Club AC30 is held at a pub named The Water Rats (presumably after the Australian police soap; I heard that the Poms love Australian TV, but didn't think they'd take it quite this far), not far from King's Cross, and features bands and a DJ.
First up was a Clairecords shoegazer outfit named Air Formation; they took to the stage and proceeded to make a wall of noise not unlike My Bloody Valentine or someone. The sound in the venue, or possibly the mixing, wasn't the best, though, so at times it was hard to tell whether, in fact, the keyboard (a Yamaha CS-1X) was plugged in. Anyway, they were quite good, though I'm not sure if I'll get their CD.
Next up was a Swedish band named Douglas Heart (not to be confused with Douglas Hart, formerly of the Jesus and Mary Chain). They were basically minor-key pop with some shoegazing elements; two guitarists, a bass player, a drummer, a Roland D-50 keyboard (wasn't that the one all the gothic-rock bands used in the 1980s or something?), and a female vocalist, who also played melodica and trumpet. Except that the microphones didn't seem to work very well, and half of the time the audience couldn't hear her. Anyway, they sounded a bit like the Cranes or the Sundays or someone; most of their set didn't grab me, but the last song (a stomping number with a great big fuzzy monster bass line) changed my mind.
The third act was Rachel Goswell, someone who gets invited to these things largely on the strength of what she was doing 10 years ago. Her act these days is basically acoustic-guitar folk, much of the sort you could find at any acoustic open-mike night in Fitzroy. For some of the songs of this gig, she had a band with guitar and bass, though her set still contained no shoegazing action whatsoever. She does, though, have a lovely voice. The audience hushed respectfully as she came on (shushing those still talking amongst them), applauded after each song, and called for an encore, which she obliged them with.

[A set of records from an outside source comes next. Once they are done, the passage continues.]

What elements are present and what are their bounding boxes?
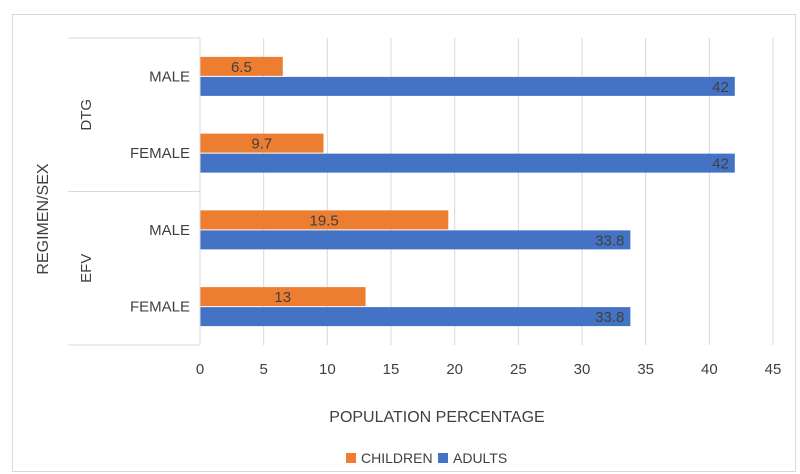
data-label-adults: 33.8	[595, 309, 624, 326]
data-label-children: 9.7	[251, 136, 272, 153]
x-tick-label: 25	[510, 361, 527, 378]
bar-children	[200, 56, 283, 76]
data-label-children: 13	[274, 289, 291, 306]
bar-adults	[200, 307, 631, 327]
data-label-adults: 42	[712, 79, 729, 96]
group-label: DTG	[78, 99, 95, 131]
y-axis-title: REGIMEN/SEX	[35, 163, 52, 274]
category-label: FEMALE	[130, 299, 190, 316]
x-tick-label: 10	[319, 361, 336, 378]
category-label: MALE	[149, 222, 190, 239]
axes: 0 5 10 15 20 25 30 35 40 45 MALE FEMALE MALE FEMALE DT…	[68, 37, 782, 378]
x-tick-label: 20	[446, 361, 463, 378]
data-label-children: 6.5	[231, 59, 252, 76]
legend: CHILDREN ADULTS	[346, 450, 507, 466]
legend-label-children: CHILDREN	[361, 450, 433, 466]
x-tick-label: 35	[637, 361, 654, 378]
category-label: FEMALE	[130, 145, 190, 162]
x-axis-title: POPULATION PERCENTAGE	[329, 409, 544, 426]
legend-label-adults: ADULTS	[453, 450, 507, 466]
legend-swatch-children	[346, 453, 356, 463]
bar-adults	[200, 153, 735, 173]
bars	[200, 56, 735, 327]
x-tick-label: 30	[574, 361, 591, 378]
category-label: MALE	[149, 68, 190, 85]
data-label-children: 19.5	[310, 212, 339, 229]
x-tick-label: 45	[765, 361, 782, 378]
x-tick-label: 15	[383, 361, 400, 378]
legend-swatch-adults	[438, 453, 448, 463]
data-label-adults: 42	[712, 156, 729, 173]
data-labels: 6.5 42 9.7 42 19.5 33.8 13 33.8	[231, 59, 729, 326]
bar-children	[200, 287, 366, 307]
x-tick-label: 0	[196, 361, 204, 378]
data-label-adults: 33.8	[595, 232, 624, 249]
bar-children	[200, 133, 324, 153]
bar-children	[200, 210, 449, 230]
bar-adults	[200, 76, 735, 96]
x-tick-label: 40	[701, 361, 718, 378]
bar-adults	[200, 230, 631, 250]
x-tick-label: 5	[259, 361, 267, 378]
group-label: EFV	[78, 254, 95, 283]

Between sets, Ulrich Schnauss DJed, playing a lot of ambient tracks, ranging from shoegazer to electronica; there were some really nice tracks in the mix he played.
Last night, I went to the ICA to see a performance by Rachel Goswell, who was doing a support set for the Cranes. She did pretty much the acoustic guitar-folk singer-songwriter thing, accompanied by a bloke with a guitar. Rachel started off singing as her accompanist played guitar, and later ended up picking up a guitar (and, towards the end, a small squeezebox). A few songs into the set, one fan called out requesting Catch The Breeze, which Rachel politely declined, saying that it was 12 years too late for that.
Anyway, it was pleasant enough (Rachel, as Slowdive fans will know, has a lovely voice, and the guitar parts were quite good too), though I couldn't help but think that it would have benefitted from a few more layers; perhaps some strings or even some low-key electronics.
I caught a few songs by the Cranes (by when the albedo of the crowd had darkened considerably); they were basically a goth take on early-90s shoegazer, much as I remembered. And the vocalist sounds as if her voice was being played back at slightly too high a speed.
More from the Rachel Goswell interview:
RG: Slowdive I look back with pleasure and pain really. The first couple of years was really exciting. And I was a teenager turning into my 20's. I had a lot of experiences I will never forget! Neil and I broke up around the recording of 'Souvlaki' and it was extremely difficult maintaining a working relationship. there was alot of anger and tears. I would say it wasn't really til we started on Mojave that we really broke free of each other completely, personally. Mojave 3 has been alot easier, far more relaxed and by mid twenties you're kind of more sussed about life (though not as much as when you hit 30, lol).
I didn't know that. After this, I'll probably listen to Souvlaki (and, to a lesser extent, Pygmalion) somewhat differently; in particular, just how personal songs like Dagger really are. Though, OTOH, Pygmalion always did have a sense of transcendence-through-abstraction, at least to me.